Hola Mohalla

Hola Mohalla is a vibrant Sikh festival that is celebrated every year in March, a day after the Hindu festival of Holi. This festival is observed on the second day of the lunar month of Chett and is a significant event in the Sikh calendar. It is celebrated by Sikhs all over the world, with the largest celebrations taking place in Anandpur Sahib, a holy city in the northern Indian state of Punjab. This article provides an overview of Hola Mohalla and its significance.

History of Hola Mohalla

Hola Mohalla is believed to have been started by Guru Gobind Singh, the tenth Sikh guru, in the late 17th century. The festival was started as a way to bring the Sikh community together and to promote physical fitness and military readiness among Sikhs. During the festival, Sikhs would engage in mock battles and martial arts displays, which served as a way to prepare for actual warfare. The festival was also a time for Sikhs to showcase their skills in various activities such as horse riding, archery, and wrestling.

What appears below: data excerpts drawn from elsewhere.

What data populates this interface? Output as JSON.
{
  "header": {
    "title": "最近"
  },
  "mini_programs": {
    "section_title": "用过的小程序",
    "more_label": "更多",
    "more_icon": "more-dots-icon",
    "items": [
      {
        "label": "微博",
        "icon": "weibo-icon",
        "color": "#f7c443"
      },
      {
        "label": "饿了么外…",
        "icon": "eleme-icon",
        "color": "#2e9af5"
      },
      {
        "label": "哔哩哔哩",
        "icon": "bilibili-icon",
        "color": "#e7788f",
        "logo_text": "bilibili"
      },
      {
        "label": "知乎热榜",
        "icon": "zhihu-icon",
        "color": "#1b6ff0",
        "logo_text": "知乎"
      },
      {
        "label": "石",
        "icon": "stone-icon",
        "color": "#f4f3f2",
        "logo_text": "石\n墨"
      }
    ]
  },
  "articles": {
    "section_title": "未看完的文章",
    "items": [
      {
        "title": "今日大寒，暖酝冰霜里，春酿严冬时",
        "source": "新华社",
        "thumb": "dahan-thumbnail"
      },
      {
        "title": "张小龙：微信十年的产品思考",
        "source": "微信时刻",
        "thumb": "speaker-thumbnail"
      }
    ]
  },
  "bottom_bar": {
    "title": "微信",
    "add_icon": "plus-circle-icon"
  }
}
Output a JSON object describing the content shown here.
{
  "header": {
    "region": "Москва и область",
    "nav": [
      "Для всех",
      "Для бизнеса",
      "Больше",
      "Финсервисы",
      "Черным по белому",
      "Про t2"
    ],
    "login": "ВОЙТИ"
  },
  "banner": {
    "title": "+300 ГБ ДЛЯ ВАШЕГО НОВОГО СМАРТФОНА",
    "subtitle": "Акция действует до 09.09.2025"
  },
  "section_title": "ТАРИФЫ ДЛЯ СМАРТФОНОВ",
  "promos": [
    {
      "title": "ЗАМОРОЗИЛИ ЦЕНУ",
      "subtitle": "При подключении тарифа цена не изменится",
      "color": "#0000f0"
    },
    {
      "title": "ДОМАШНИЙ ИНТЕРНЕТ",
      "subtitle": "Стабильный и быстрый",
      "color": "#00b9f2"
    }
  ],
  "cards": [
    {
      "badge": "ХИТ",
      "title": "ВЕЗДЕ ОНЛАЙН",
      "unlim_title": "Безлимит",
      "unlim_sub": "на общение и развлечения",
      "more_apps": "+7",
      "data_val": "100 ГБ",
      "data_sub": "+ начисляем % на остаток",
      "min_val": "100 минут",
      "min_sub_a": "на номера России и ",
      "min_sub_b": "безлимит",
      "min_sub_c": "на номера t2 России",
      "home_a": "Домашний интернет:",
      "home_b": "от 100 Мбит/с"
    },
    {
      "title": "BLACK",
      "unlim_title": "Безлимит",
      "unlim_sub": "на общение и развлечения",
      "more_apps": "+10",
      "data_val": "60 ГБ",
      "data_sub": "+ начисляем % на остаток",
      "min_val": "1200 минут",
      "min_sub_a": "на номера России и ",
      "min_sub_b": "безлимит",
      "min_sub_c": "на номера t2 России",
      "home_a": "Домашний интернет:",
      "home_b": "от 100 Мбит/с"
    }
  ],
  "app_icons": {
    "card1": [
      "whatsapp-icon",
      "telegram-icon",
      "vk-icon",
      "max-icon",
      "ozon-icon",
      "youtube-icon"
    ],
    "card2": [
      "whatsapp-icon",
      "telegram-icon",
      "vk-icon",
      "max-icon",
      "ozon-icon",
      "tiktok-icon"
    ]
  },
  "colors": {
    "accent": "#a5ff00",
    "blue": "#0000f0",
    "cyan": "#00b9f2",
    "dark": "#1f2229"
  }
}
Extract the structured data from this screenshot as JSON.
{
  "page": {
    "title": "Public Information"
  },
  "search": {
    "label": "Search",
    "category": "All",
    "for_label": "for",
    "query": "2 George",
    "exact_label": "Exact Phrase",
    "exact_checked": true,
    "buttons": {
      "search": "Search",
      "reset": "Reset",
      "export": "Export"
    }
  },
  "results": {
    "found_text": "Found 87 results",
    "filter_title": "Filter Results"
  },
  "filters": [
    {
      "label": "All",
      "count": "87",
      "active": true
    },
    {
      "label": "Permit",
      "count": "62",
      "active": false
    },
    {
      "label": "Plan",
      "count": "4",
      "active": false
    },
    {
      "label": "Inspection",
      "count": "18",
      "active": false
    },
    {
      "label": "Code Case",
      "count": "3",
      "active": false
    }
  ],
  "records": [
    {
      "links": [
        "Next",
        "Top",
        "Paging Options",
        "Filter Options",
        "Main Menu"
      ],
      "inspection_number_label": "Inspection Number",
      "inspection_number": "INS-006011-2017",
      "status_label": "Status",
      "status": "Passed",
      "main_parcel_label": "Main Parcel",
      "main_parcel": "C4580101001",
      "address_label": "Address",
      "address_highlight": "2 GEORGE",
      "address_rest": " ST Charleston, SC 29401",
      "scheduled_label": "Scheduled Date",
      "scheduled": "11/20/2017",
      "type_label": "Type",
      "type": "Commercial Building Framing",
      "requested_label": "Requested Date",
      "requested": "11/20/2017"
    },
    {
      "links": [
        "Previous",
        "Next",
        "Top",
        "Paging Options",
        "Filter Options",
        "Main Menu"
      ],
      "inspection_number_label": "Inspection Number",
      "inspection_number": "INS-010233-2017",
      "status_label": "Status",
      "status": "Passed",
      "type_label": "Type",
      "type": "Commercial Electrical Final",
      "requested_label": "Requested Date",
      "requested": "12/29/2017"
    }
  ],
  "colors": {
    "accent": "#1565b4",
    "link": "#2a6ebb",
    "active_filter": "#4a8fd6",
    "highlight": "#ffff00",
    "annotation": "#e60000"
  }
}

Celebrations of Hola Mohalla

The celebrations of Hola Mohalla take place over three days, and they involve various activities that showcase Sikh culture and tradition. The festival begins with a procession led by the Nihangs, a Sikh warrior community known for their distinctive blue robes and turbans. The procession moves through the streets of Anandpur Sahib and culminates at the Takht Sri Keshgarh Sahib, where the main celebrations take place.

The second day of the festival is marked by mock battles and martial arts displays, with participants dressed in traditional Sikh attire. This day is also marked by the display of various traditional weapons, including swords, spears, and shields. There are also performances of Gatkha, a traditional Sikh martial art that involves the use of sticks.

On the third and final day of the festival, a long military-style procession is held near Takht Sri Keshgarh Sahib. This procession is led by the Panj Pyare, a group of five Sikhs who are considered to be the embodiment of the Khalsa, the community of initiated Sikhs. The procession includes floats and displays of traditional Sikh culture, such as Gatka and Bhangra dances.

Significance of Hola Mohalla

Hola Mohalla is an important festival in the Sikh calendar, as it serves to promote Sikh culture and tradition. It is also a way to showcase the physical prowess and military readiness of the Sikh community. The festival promotes unity and solidarity among Sikhs, as they come together to celebrate their shared culture and tradition.